Here’s a film we made on our first day with Weather Stations
Our group are working with Tony Birch and the Wheeler Centre for Books, Writing and Ideas to improve our own writing and knowledge about climate change. Tony has written multiple fiction books including Shadowboxing and Blood. The Wheeler Centre is an organisation that organises talks and events for the public about lots of topics including writing, climate change and more.
Our goal is to get people talking about climate change and how it might impact on us in our own suburbs, streets and homes. We want people around the world to know that we’re thinking and uniting around the issue. Not only do we want people to think about climate change, we want to provoke them to action.
We look forward to sharing our work with all of the other Substations in Berlin this September!
You can find Romain-Rolland-Gymnasium (RoRo) in the northern part of Berlin (Germany) which used to be the French district before the fall of the Berlin Wall. Its European profile is reflected by the variety of language classes offered to the students who learn English and French as their first and second languages. Additionally Spanish, Chinese or Latin classes can be attended. The second core theme is Sciences. At a young age, students learn how to experiment by working on special projects in cooperation with Berlin universities and national education foundations. The school community appreciates social commitment, gives the students a chance to develop their creative skills and teaches them social competences based on tolerance, peace, and considerateness.
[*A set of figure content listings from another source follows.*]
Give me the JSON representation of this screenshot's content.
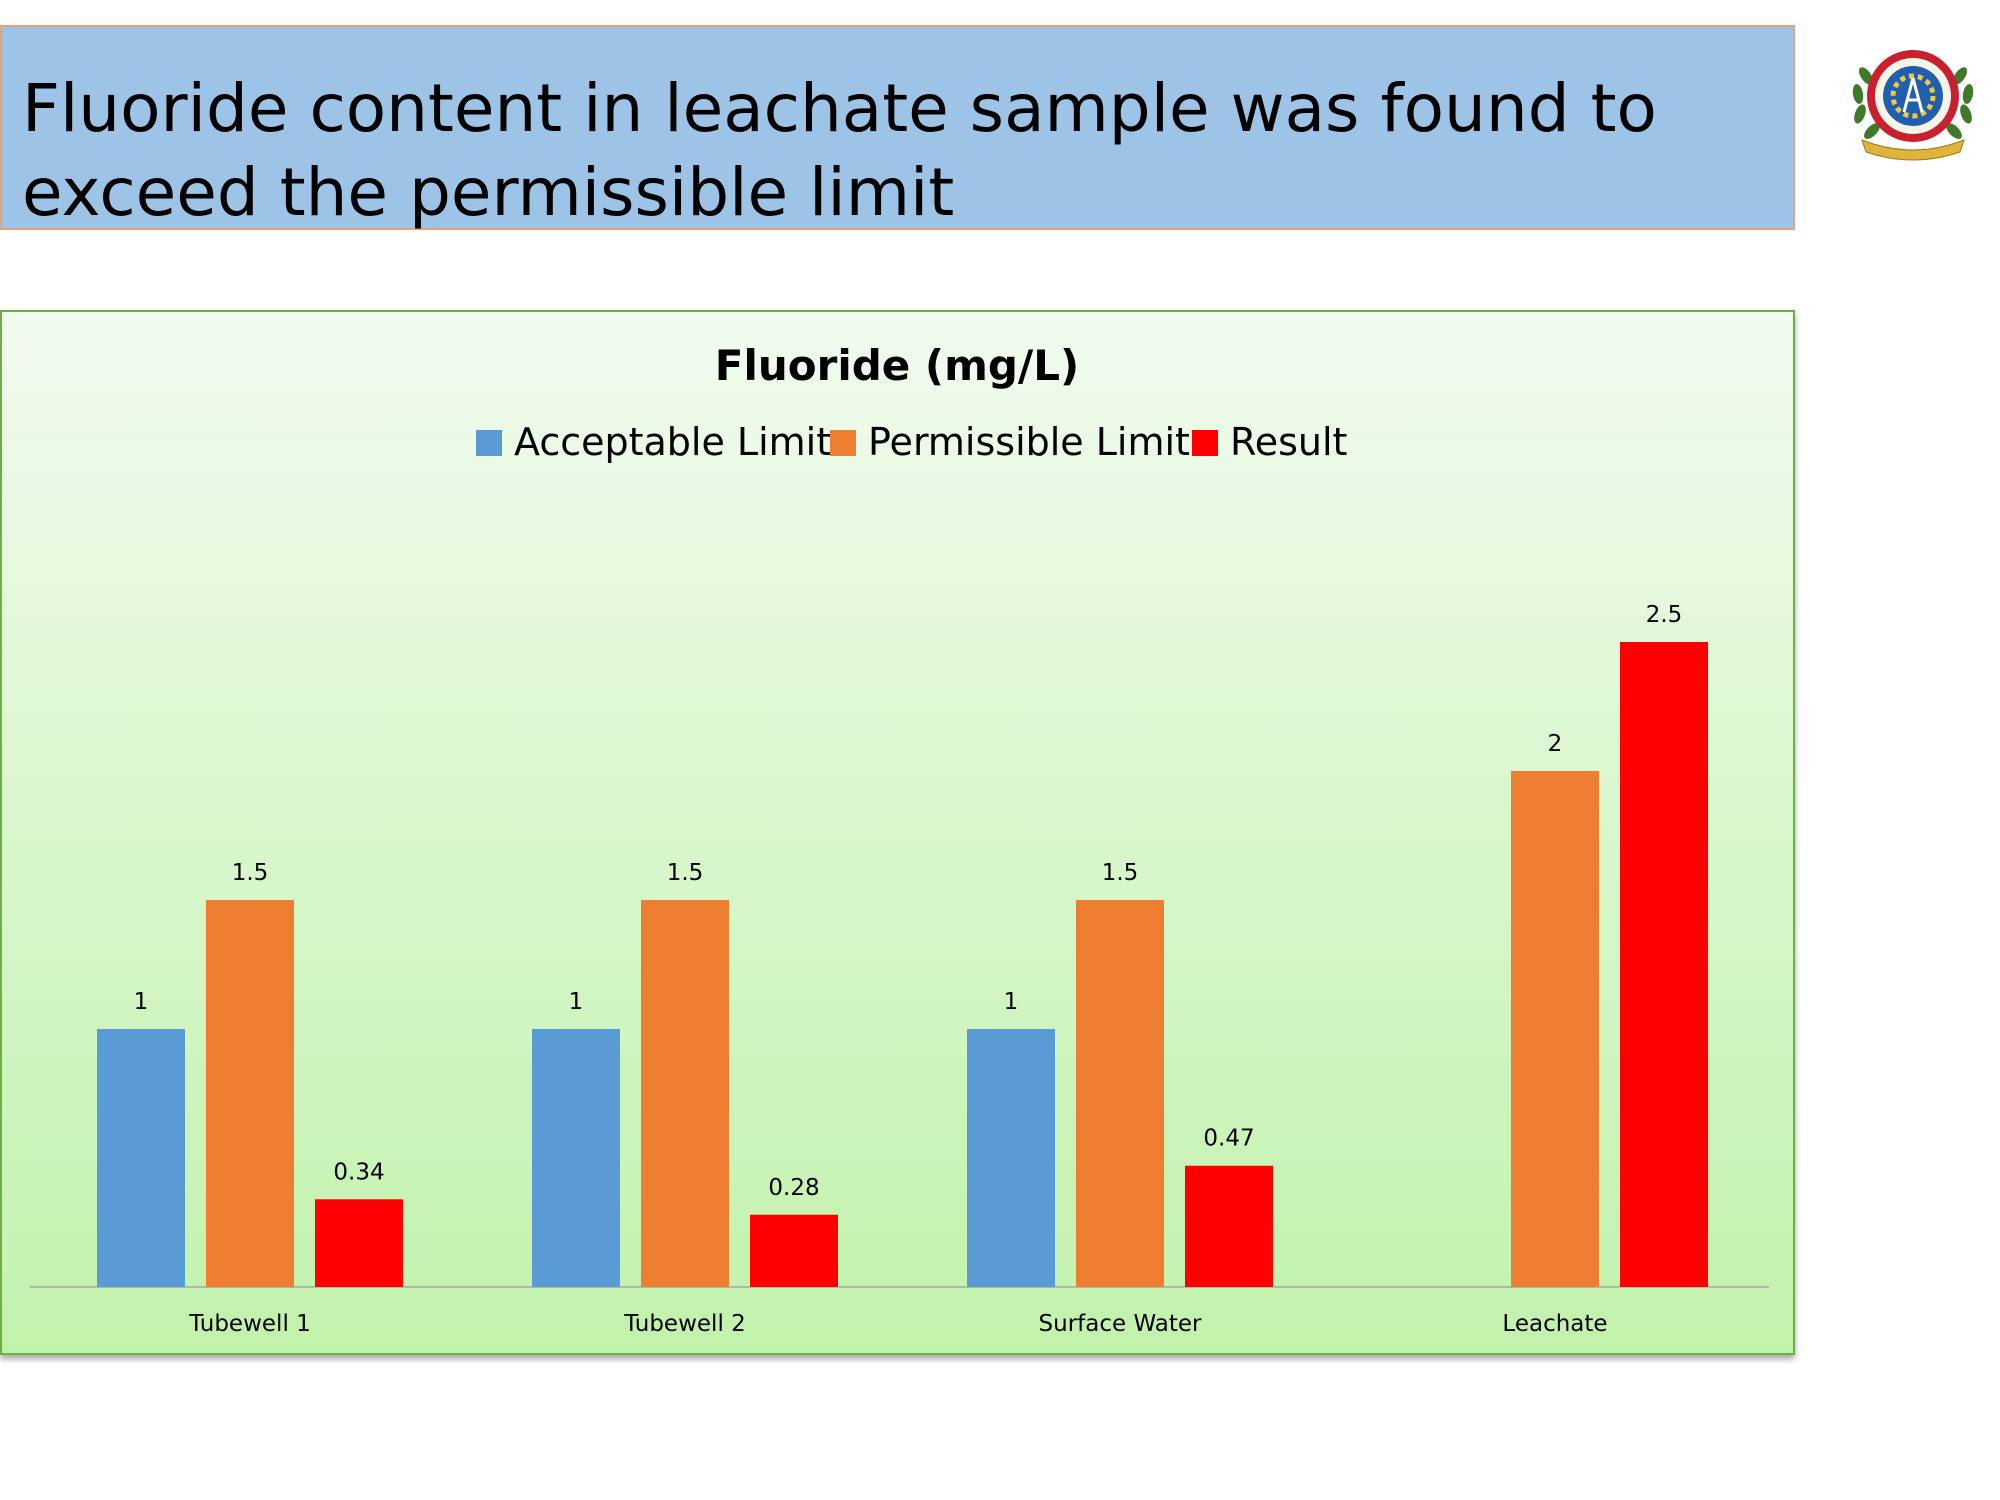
{
  "slide": {
    "title": "Fluoride content in leachate sample was found to exceed the permissible limit"
  },
  "chart_data": {
    "type": "bar",
    "title": "Fluoride (mg/L)",
    "categories": [
      "Tubewell 1",
      "Tubewell 2",
      "Surface Water",
      "Leachate"
    ],
    "series": [
      {
        "name": "Acceptable Limit",
        "color": "#5b9bd5",
        "values": [
          1,
          1,
          1,
          null
        ]
      },
      {
        "name": "Permissible Limit",
        "color": "#ed7d31",
        "values": [
          1.5,
          1.5,
          1.5,
          2
        ]
      },
      {
        "name": "Result",
        "color": "#ff0000",
        "values": [
          0.34,
          0.28,
          0.47,
          2.5
        ]
      }
    ],
    "xlabel": "",
    "ylabel": "",
    "ylim": [
      0,
      2.5
    ],
    "grid": false,
    "legend": "top-center"
  }
}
RoRo had its first encounter with the Weather Stations project at the ilb International Literature Festival Berlin 2014 when a group of students attended a reading by Mirko Bonné from Hamburg (Germany) and Tony Birch from Australia. The students are in the age of 17 years.
Students from RoRo say:
“I really like the idea of connecting the aspect of climate change with literature so that there is an incentive even to people who might not be interested in this topic. I think in the project we will get to know a bit more about climate change from different perspectives; from the authors and from the other participants. I hope that we will learn how to express topics like climate change through literary texts. I am looking forward to getting more information when Mirko Bonné visits us.”
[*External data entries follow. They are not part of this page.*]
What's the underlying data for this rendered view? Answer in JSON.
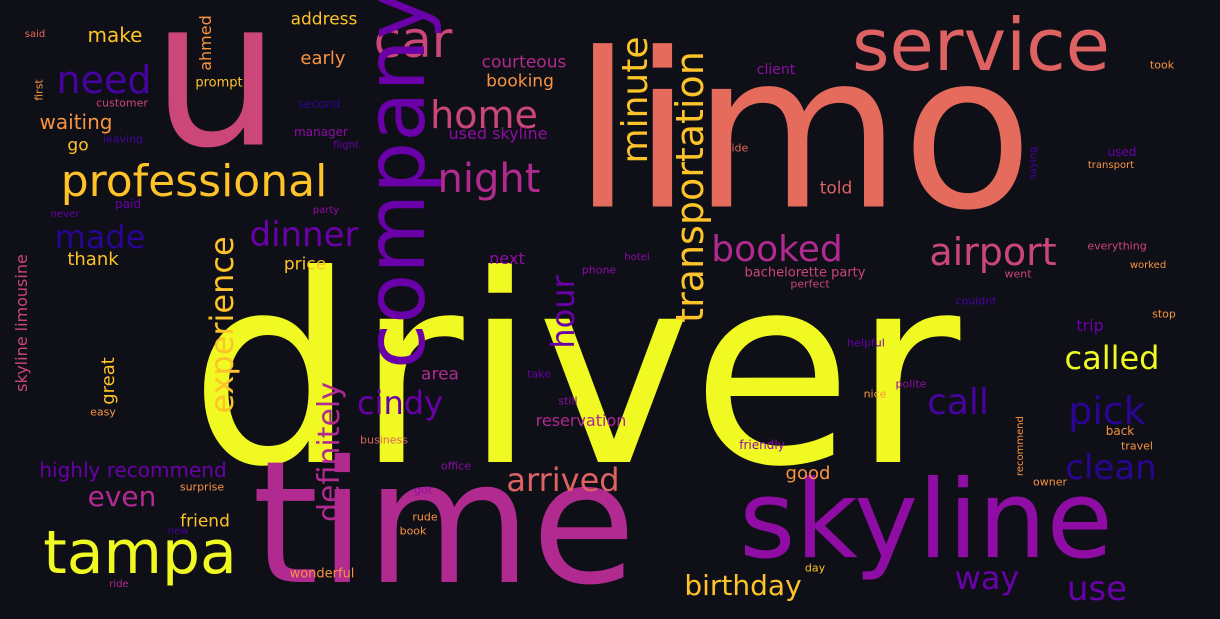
{
  "colors": {
    "background": "#0e0f17",
    "yellow": "#f0f921",
    "light_yellow": "#f2e026",
    "gold": "#fdc328",
    "orange": "#f89441",
    "salmon": "#e56b5d",
    "coral": "#df6263",
    "pink": "#cb4778",
    "magenta": "#b12a90",
    "purple": "#8f0da4",
    "violet": "#6a00a8",
    "indigo": "#46039f",
    "navy": "#2a0593"
  },
  "words": [
    {
      "text": "driver",
      "color": "yellow"
    },
    {
      "text": "limo",
      "color": "salmon"
    },
    {
      "text": "u",
      "color": "pink"
    },
    {
      "text": "time",
      "color": "magenta"
    },
    {
      "text": "skyline",
      "color": "purple"
    },
    {
      "text": "service",
      "color": "coral"
    },
    {
      "text": "car",
      "color": "pink"
    },
    {
      "text": "company",
      "color": "violet"
    },
    {
      "text": "professional",
      "color": "gold"
    },
    {
      "text": "tampa",
      "color": "yellow"
    },
    {
      "text": "need",
      "color": "indigo"
    },
    {
      "text": "home",
      "color": "pink"
    },
    {
      "text": "night",
      "color": "magenta"
    },
    {
      "text": "minute",
      "color": "gold"
    },
    {
      "text": "transportation",
      "color": "gold"
    },
    {
      "text": "booked",
      "color": "magenta"
    },
    {
      "text": "airport",
      "color": "pink"
    },
    {
      "text": "dinner",
      "color": "violet"
    },
    {
      "text": "made",
      "color": "navy"
    },
    {
      "text": "experience",
      "color": "gold"
    },
    {
      "text": "hour",
      "color": "violet"
    },
    {
      "text": "definitely",
      "color": "magenta"
    },
    {
      "text": "cindy",
      "color": "violet"
    },
    {
      "text": "called",
      "color": "yellow"
    },
    {
      "text": "call",
      "color": "indigo"
    },
    {
      "text": "pick",
      "color": "navy"
    },
    {
      "text": "clean",
      "color": "navy"
    },
    {
      "text": "arrived",
      "color": "coral"
    },
    {
      "text": "even",
      "color": "magenta"
    },
    {
      "text": "highly recommend",
      "color": "violet"
    },
    {
      "text": "birthday",
      "color": "gold"
    },
    {
      "text": "way",
      "color": "violet"
    },
    {
      "text": "use",
      "color": "violet"
    },
    {
      "text": "waiting",
      "color": "orange"
    },
    {
      "text": "make",
      "color": "gold"
    },
    {
      "text": "address",
      "color": "gold"
    },
    {
      "text": "early",
      "color": "orange"
    },
    {
      "text": "courteous",
      "color": "magenta"
    },
    {
      "text": "booking",
      "color": "orange"
    },
    {
      "text": "ahmed",
      "color": "orange"
    },
    {
      "text": "prompt",
      "color": "gold"
    },
    {
      "text": "go",
      "color": "gold"
    },
    {
      "text": "used skyline",
      "color": "purple"
    },
    {
      "text": "client",
      "color": "purple"
    },
    {
      "text": "took",
      "color": "orange"
    },
    {
      "text": "told",
      "color": "coral"
    },
    {
      "text": "reservation",
      "color": "magenta"
    },
    {
      "text": "area",
      "color": "magenta"
    },
    {
      "text": "thank",
      "color": "gold"
    },
    {
      "text": "price",
      "color": "gold"
    },
    {
      "text": "next",
      "color": "purple"
    },
    {
      "text": "great",
      "color": "gold"
    },
    {
      "text": "skyline limousine",
      "color": "pink"
    },
    {
      "text": "bachelorette party",
      "color": "pink"
    },
    {
      "text": "trip",
      "color": "violet"
    },
    {
      "text": "good",
      "color": "orange"
    },
    {
      "text": "friend",
      "color": "gold"
    },
    {
      "text": "wonderful",
      "color": "orange"
    },
    {
      "text": "said",
      "color": "salmon"
    },
    {
      "text": "first",
      "color": "orange"
    },
    {
      "text": "customer",
      "color": "pink"
    },
    {
      "text": "second",
      "color": "navy"
    },
    {
      "text": "manager",
      "color": "purple"
    },
    {
      "text": "flight",
      "color": "violet"
    },
    {
      "text": "inside",
      "color": "salmon"
    },
    {
      "text": "used",
      "color": "violet"
    },
    {
      "text": "transport",
      "color": "orange"
    },
    {
      "text": "leaving",
      "color": "indigo"
    },
    {
      "text": "paid",
      "color": "violet"
    },
    {
      "text": "never",
      "color": "violet"
    },
    {
      "text": "party",
      "color": "purple"
    },
    {
      "text": "everything",
      "color": "pink"
    },
    {
      "text": "worked",
      "color": "orange"
    },
    {
      "text": "phone",
      "color": "purple"
    },
    {
      "text": "hotel",
      "color": "purple"
    },
    {
      "text": "went",
      "color": "pink"
    },
    {
      "text": "perfect",
      "color": "pink"
    },
    {
      "text": "couldnt",
      "color": "indigo"
    },
    {
      "text": "stop",
      "color": "orange"
    },
    {
      "text": "helpful",
      "color": "violet"
    },
    {
      "text": "polite",
      "color": "purple"
    },
    {
      "text": "nice",
      "color": "orange"
    },
    {
      "text": "take",
      "color": "violet"
    },
    {
      "text": "still",
      "color": "purple"
    },
    {
      "text": "easy",
      "color": "orange"
    },
    {
      "text": "business",
      "color": "coral"
    },
    {
      "text": "friendly",
      "color": "purple"
    },
    {
      "text": "back",
      "color": "orange"
    },
    {
      "text": "travel",
      "color": "orange"
    },
    {
      "text": "recommend",
      "color": "orange"
    },
    {
      "text": "office",
      "color": "purple"
    },
    {
      "text": "surprise",
      "color": "orange"
    },
    {
      "text": "got",
      "color": "purple"
    },
    {
      "text": "owner",
      "color": "orange"
    },
    {
      "text": "rude",
      "color": "orange"
    },
    {
      "text": "book",
      "color": "orange"
    },
    {
      "text": "new",
      "color": "indigo"
    },
    {
      "text": "ride",
      "color": "magenta"
    },
    {
      "text": "day",
      "color": "gold"
    },
    {
      "text": "saying",
      "color": "indigo"
    }
  ]
}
“I think that climate change does influence all of our lives and that we, as the young generation, should try to make the world a better place. It is not easy to draw attention to this subject, because everyone knows about climate change and its consequences. The problem is that just a few people help to prevent it. That is where the Weather Stations project comes in. They want to reach more and more people, the elders and the youth, and want them to know that with a little help from anyone, things can be changed. By using poems, short stories and promoting our school, we get a chance to take part in it.”
“I think the Weather Stations project will be a great project to learn about climate change and nature in a different way than just by watching TV or reading newspaper articles. I think it is great that we will get to know authors from different parts of the world.”
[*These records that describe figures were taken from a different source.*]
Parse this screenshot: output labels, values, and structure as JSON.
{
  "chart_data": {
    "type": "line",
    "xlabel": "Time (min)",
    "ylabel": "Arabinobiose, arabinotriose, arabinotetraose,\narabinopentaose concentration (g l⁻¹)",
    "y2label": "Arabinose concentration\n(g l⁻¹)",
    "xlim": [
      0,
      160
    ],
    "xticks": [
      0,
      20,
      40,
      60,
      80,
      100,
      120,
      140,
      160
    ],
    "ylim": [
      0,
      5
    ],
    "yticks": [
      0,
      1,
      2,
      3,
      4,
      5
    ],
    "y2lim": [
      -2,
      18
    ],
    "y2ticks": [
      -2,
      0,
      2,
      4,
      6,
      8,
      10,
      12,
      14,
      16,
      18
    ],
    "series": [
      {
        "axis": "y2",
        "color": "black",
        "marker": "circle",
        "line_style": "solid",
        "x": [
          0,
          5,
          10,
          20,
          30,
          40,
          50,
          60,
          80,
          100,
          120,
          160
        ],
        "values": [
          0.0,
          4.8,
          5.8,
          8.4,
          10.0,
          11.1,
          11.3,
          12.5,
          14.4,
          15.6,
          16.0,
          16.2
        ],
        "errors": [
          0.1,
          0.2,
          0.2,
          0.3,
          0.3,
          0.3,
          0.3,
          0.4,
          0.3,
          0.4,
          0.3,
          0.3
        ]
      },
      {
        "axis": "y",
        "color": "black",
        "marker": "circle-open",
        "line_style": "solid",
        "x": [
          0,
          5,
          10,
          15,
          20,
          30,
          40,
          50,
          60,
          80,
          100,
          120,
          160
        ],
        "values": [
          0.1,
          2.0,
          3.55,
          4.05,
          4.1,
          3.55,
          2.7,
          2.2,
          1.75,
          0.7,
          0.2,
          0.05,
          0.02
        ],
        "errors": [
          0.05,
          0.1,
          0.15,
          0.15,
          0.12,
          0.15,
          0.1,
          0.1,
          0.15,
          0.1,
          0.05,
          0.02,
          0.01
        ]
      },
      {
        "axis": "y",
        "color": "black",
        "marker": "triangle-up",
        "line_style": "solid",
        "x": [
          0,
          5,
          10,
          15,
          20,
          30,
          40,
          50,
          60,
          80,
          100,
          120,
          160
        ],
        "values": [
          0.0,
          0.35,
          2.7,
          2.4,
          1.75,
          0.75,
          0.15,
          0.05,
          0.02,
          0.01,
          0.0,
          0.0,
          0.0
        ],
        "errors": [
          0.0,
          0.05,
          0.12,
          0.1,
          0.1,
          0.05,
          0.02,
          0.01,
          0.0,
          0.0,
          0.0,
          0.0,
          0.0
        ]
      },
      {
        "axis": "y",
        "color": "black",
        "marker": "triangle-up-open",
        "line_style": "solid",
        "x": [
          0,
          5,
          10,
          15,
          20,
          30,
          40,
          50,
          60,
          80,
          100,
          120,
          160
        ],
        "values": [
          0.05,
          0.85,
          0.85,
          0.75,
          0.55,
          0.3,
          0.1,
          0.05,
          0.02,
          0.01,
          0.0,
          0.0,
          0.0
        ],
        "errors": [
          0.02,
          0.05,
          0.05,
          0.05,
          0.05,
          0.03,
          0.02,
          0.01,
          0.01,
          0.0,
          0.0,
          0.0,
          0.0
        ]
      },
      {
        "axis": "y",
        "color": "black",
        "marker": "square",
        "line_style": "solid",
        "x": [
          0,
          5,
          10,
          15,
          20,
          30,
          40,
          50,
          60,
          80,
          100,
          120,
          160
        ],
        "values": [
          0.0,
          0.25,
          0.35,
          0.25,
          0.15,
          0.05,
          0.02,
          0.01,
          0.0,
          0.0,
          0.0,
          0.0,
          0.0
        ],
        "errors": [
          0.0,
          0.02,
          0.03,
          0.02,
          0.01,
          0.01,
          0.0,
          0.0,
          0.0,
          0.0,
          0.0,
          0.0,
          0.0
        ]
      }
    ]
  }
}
“I expect to learn more about the problems of climate change and the issues it causes around the world. I am particularly interested in the different opinions of different cultures toward that topic. In America, for example, I have even heard people say that climate change is not a real thing, and just made up by the media or environmental activists. I am excited to discuss these issues in class and with authors from all around the world who are interested in the same thing.”